Intel Launches Arc Pro B70 with 32GB VRAM to Target Local AI Workloads at $949

Intel has moved Arc directly into the professional AI lane with the new Arc Pro B70. The headline combination is 32GB of GDDR6 memory plus workstation-oriented AI inference positioning, with an announced price around $949 (roughly TWD 30,000 / HKD 7,400 / MYR 4,400). This launch is not framed as a gaming push—it is aimed at local AI compute, content workflows, and professional deployment economics.

The key story is market role, not raw spec theater

Arc Pro B70 uses Intel’s Battlemage architecture, with 32 Xe cores and 256 XMX AI engines, and up to 367 TOPS-class AI throughput alongside 608 GB/s memory bandwidth. The numbers are substantial, but Intel’s messaging is clearer than the spec sheet: this card is positioned for local AI inference, multi-user AI workloads, software development, and professional graphics pipelines.

In short, this is for developers and compute users first, not consumer gamers.

B65 arrives as a lower-tier companion, prioritizing memory capacity over peak throughput

Intel also introduced Arc Pro B65 as a lower-tier sibling.

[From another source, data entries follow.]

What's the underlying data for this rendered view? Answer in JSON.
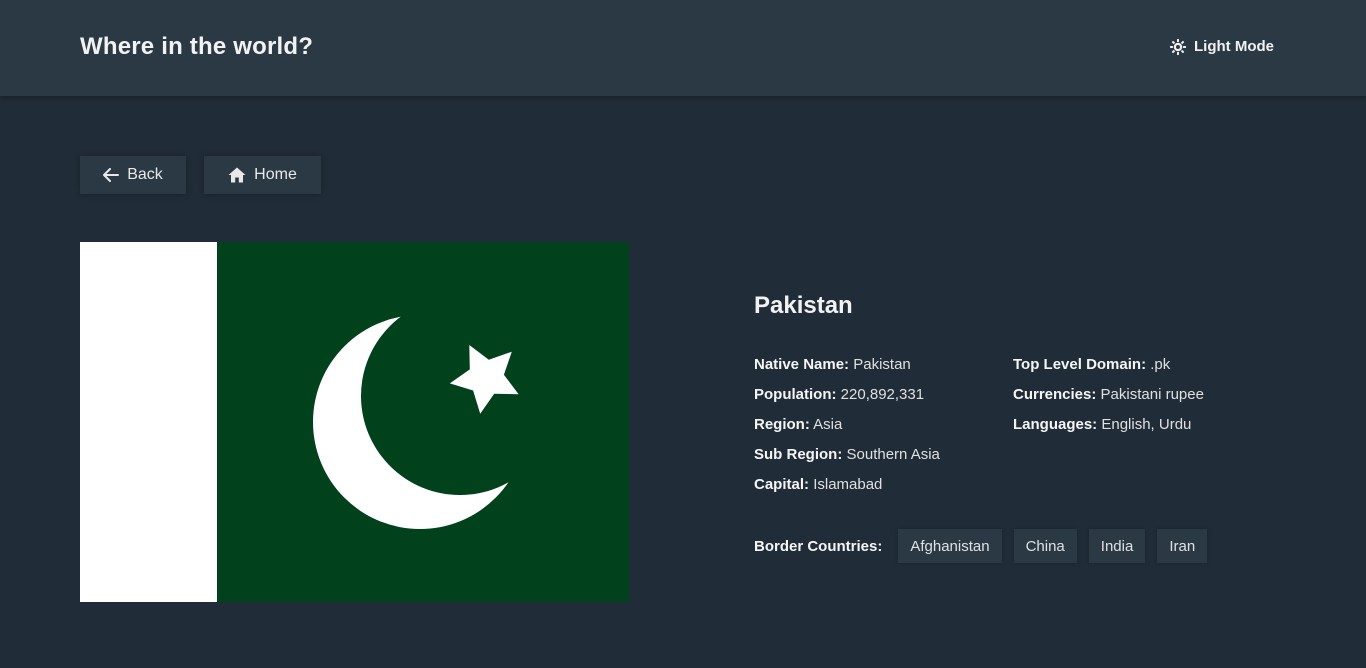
{
  "header": {
    "title": "Where in the world?",
    "theme_toggle_label": "Light Mode",
    "theme_icon": "sun-icon"
  },
  "nav": {
    "back_label": "Back",
    "back_icon": "arrow-left-icon",
    "home_label": "Home",
    "home_icon": "home-icon"
  },
  "country": {
    "name": "Pakistan",
    "flag": {
      "description_icon": "pakistan-flag",
      "colors": {
        "green": "#01411c",
        "white": "#ffffff"
      }
    },
    "details_left": [
      {
        "label": "Native Name:",
        "value": "Pakistan"
      },
      {
        "label": "Population:",
        "value": "220,892,331"
      },
      {
        "label": "Region:",
        "value": "Asia"
      },
      {
        "label": "Sub Region:",
        "value": "Southern Asia"
      },
      {
        "label": "Capital:",
        "value": "Islamabad"
      }
    ],
    "details_right": [
      {
        "label": "Top Level Domain:",
        "value": ".pk"
      },
      {
        "label": "Currencies:",
        "value": "Pakistani rupee"
      },
      {
        "label": "Languages:",
        "value": "English, Urdu"
      }
    ],
    "borders_label": "Border Countries:",
    "borders": [
      "Afghanistan",
      "China",
      "India",
      "Iran"
    ]
  },
  "colors": {
    "background": "#202c37",
    "elements": "#2b3945",
    "text": "#ffffff"
  }
}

It keeps the 32GB memory framing but steps down in core and AI throughput profile, targeting users who need high VRAM headroom without premium top-end performance. Pricing has not been finalized publicly, though it is expected below B70 territory.

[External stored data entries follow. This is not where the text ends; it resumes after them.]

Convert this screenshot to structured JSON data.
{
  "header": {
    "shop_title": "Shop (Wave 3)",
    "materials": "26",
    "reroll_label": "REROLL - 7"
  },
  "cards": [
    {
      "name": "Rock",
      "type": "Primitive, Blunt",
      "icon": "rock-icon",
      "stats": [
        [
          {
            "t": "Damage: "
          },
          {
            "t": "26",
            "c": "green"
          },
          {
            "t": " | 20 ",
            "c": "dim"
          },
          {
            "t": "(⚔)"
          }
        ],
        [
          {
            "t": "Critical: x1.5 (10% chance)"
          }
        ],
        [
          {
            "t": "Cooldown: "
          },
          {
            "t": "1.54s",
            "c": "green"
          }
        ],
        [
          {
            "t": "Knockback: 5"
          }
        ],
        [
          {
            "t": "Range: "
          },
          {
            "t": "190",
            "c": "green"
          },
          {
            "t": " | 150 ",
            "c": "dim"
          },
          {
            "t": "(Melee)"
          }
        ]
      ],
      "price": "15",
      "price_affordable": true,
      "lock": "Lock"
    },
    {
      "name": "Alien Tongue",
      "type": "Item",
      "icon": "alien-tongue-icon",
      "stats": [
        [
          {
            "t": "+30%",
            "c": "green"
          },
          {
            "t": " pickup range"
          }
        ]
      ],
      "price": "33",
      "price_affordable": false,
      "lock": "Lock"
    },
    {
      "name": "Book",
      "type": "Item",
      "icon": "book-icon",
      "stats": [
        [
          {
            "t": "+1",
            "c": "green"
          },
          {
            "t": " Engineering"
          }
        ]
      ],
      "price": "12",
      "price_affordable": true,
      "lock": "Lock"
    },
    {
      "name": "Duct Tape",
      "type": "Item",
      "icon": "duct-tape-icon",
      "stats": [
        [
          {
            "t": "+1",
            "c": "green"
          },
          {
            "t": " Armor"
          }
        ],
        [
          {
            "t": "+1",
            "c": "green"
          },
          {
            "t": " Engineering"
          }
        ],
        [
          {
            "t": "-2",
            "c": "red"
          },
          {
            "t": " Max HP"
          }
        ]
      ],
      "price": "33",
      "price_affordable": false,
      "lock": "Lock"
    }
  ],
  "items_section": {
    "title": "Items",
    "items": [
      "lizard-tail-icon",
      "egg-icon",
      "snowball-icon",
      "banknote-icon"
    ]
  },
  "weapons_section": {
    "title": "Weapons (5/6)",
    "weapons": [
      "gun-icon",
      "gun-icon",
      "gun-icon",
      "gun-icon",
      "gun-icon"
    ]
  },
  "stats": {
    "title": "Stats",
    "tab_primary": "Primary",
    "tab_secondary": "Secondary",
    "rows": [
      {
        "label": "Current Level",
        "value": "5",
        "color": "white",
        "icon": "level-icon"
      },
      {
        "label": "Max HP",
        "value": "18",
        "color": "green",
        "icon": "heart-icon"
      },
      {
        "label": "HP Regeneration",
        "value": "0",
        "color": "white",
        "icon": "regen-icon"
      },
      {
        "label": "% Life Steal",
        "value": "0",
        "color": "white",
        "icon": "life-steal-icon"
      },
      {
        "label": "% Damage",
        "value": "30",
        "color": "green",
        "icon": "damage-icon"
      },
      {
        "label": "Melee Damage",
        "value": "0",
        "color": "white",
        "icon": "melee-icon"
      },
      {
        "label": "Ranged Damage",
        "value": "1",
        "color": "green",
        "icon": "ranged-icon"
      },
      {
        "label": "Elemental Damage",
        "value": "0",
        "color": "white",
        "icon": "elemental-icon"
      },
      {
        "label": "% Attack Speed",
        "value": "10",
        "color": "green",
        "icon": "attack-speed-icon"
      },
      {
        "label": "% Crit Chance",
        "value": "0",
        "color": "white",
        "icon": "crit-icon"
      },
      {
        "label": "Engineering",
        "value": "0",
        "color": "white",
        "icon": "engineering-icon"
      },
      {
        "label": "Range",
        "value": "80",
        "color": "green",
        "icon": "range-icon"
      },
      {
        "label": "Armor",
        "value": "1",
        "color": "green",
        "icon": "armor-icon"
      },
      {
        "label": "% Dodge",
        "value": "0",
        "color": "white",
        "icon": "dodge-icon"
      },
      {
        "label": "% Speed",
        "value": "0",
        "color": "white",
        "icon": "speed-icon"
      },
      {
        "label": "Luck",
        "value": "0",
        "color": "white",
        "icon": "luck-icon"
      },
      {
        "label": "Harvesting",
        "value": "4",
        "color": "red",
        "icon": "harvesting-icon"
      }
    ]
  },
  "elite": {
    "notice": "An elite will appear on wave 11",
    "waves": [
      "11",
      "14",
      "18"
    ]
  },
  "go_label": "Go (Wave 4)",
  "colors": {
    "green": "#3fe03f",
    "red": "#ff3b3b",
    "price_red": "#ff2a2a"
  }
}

Intel’s comparison strategy is explicit: challenge NVIDIA on memory-per-dollar and AI throughput value

Intel’s own materials directly compare Arc Pro B70 against NVIDIA RTX Pro 4000-class positioning, emphasizing stronger token throughput in selected multi-user AI scenarios and faster first-token behavior in some internal tests. The tactical message is straightforward: use aggressive pricing and large memory capacity to attack where professional buyers feel most constrained.

In AI deployment contexts, VRAM capacity often matters as much as theoretical raw compute.

Launching workstation-first signals Intel’s immediate priority: AI market share before gaming momentum

One notable strategic marker is sequence: the first major Battlemage push is landing in pro/AI-oriented SKUs, not mainstream gaming-first launches. That indicates Intel is currently prioritizing share capture in AI and workstation segments, where NVIDIA remains deeply entrenched and where value alternatives can gain traction fastest if software support and deployment stability hold up.

For SEA enterprises and developer teams watching local AI infrastructure cost curves, Arc Pro B70 is less about brand drama and more about whether Intel can sustain a credible memory-rich, cost-effective path for practical model deployment at scale.